Any look at the Explorer will illustrate that there is technology “to burn”. This paper is a cautionary note warning that the allure of the technology is potentially dangerous. We still need to understand the underlying science and commercial issues. The author will focus on the general issue of making old fashioned maps, but the principle can be carried into seismic interpretation, processing, petrophysical interpretation, reservoir engineering, et al. The message: understand what you are trying to accomplish and how things work. Then consider tools to support your work.
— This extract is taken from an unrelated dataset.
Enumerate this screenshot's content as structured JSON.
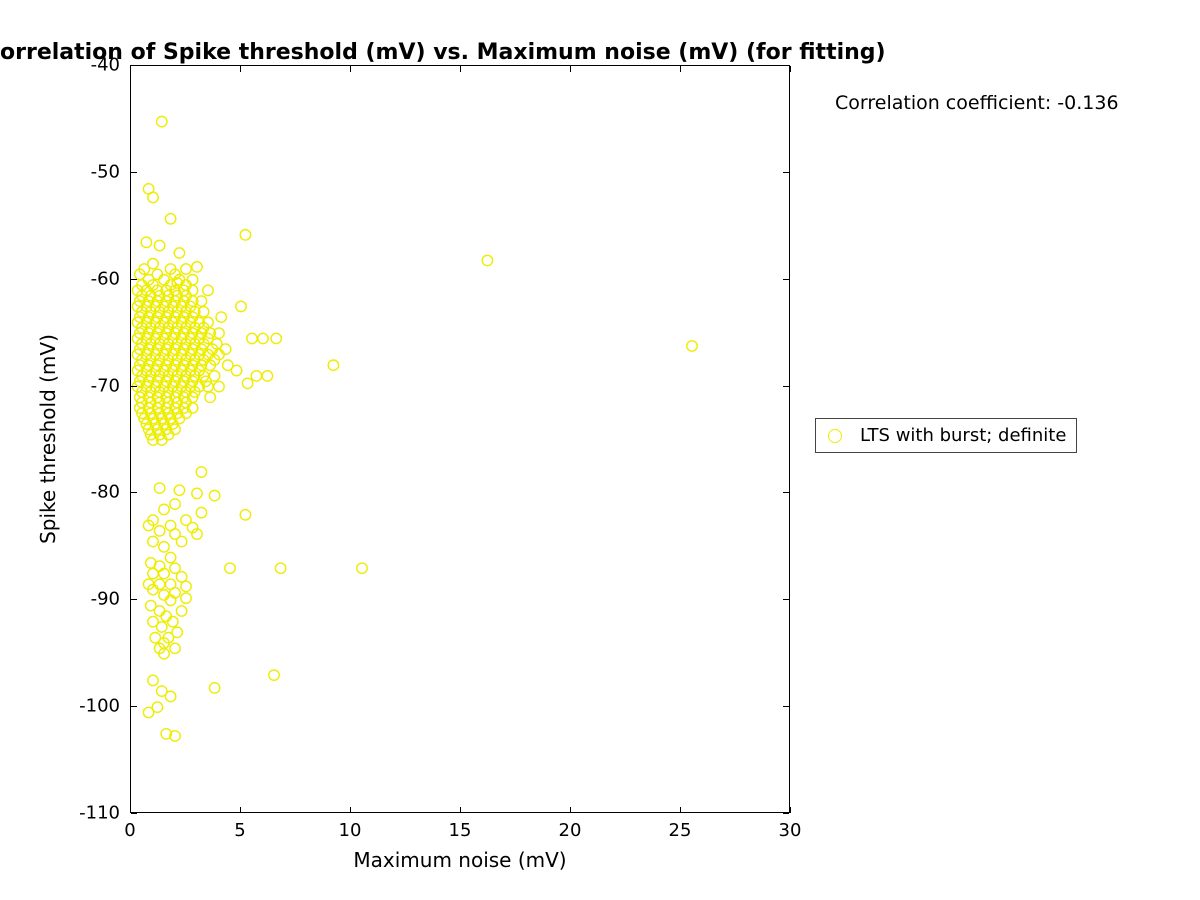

A great deal of oil has been found using maps. Aside from the obvious geographical, geoscience or engineering information contained on good maps, as we look back on the mapping process, we discover that there were subtle other benefits. Not the least of these was the time for reflection and analysis of the emerging picture. In the rush for efficiency, cycle time reduction and productivity we risk losing that value. A second benefit involves the collective decision-making process. Prospect review teams all generally understood the map. It was a common and understood display. Not always so with a fancy 3D image suspended before our eyes in a Visualization Room. As our technological “solutions” get more complex this common understanding of what is hanging on the digital wall fades. A third issue is associated with how images are made. On the map, the interpreter had to understand every line, data point and element of interpretation. The interpreter had to know how to do “it”. We often lack the understanding of how the new tools do what they do and this is to our peril. Map making (the old way) forced a kind of responsibility and authority on the map-maker.

This author confesses to being a relative old-timer with a long history first as a Gulf Coast pencil and paper guy and now a European purveyor of this very same fancy technology. Young people (sadly not enough of them) who join our business are more than capable with the technology but are often blinded by its bright images and seduced into seeing these tools as “solutions”. Even mature interpreters are sometimes beguiled by the digital image without examining the basics of the craft that has preserved them. A revisit to first principles is often called for but too easy to pass by on your way to the keyboard and mouse. Don’t!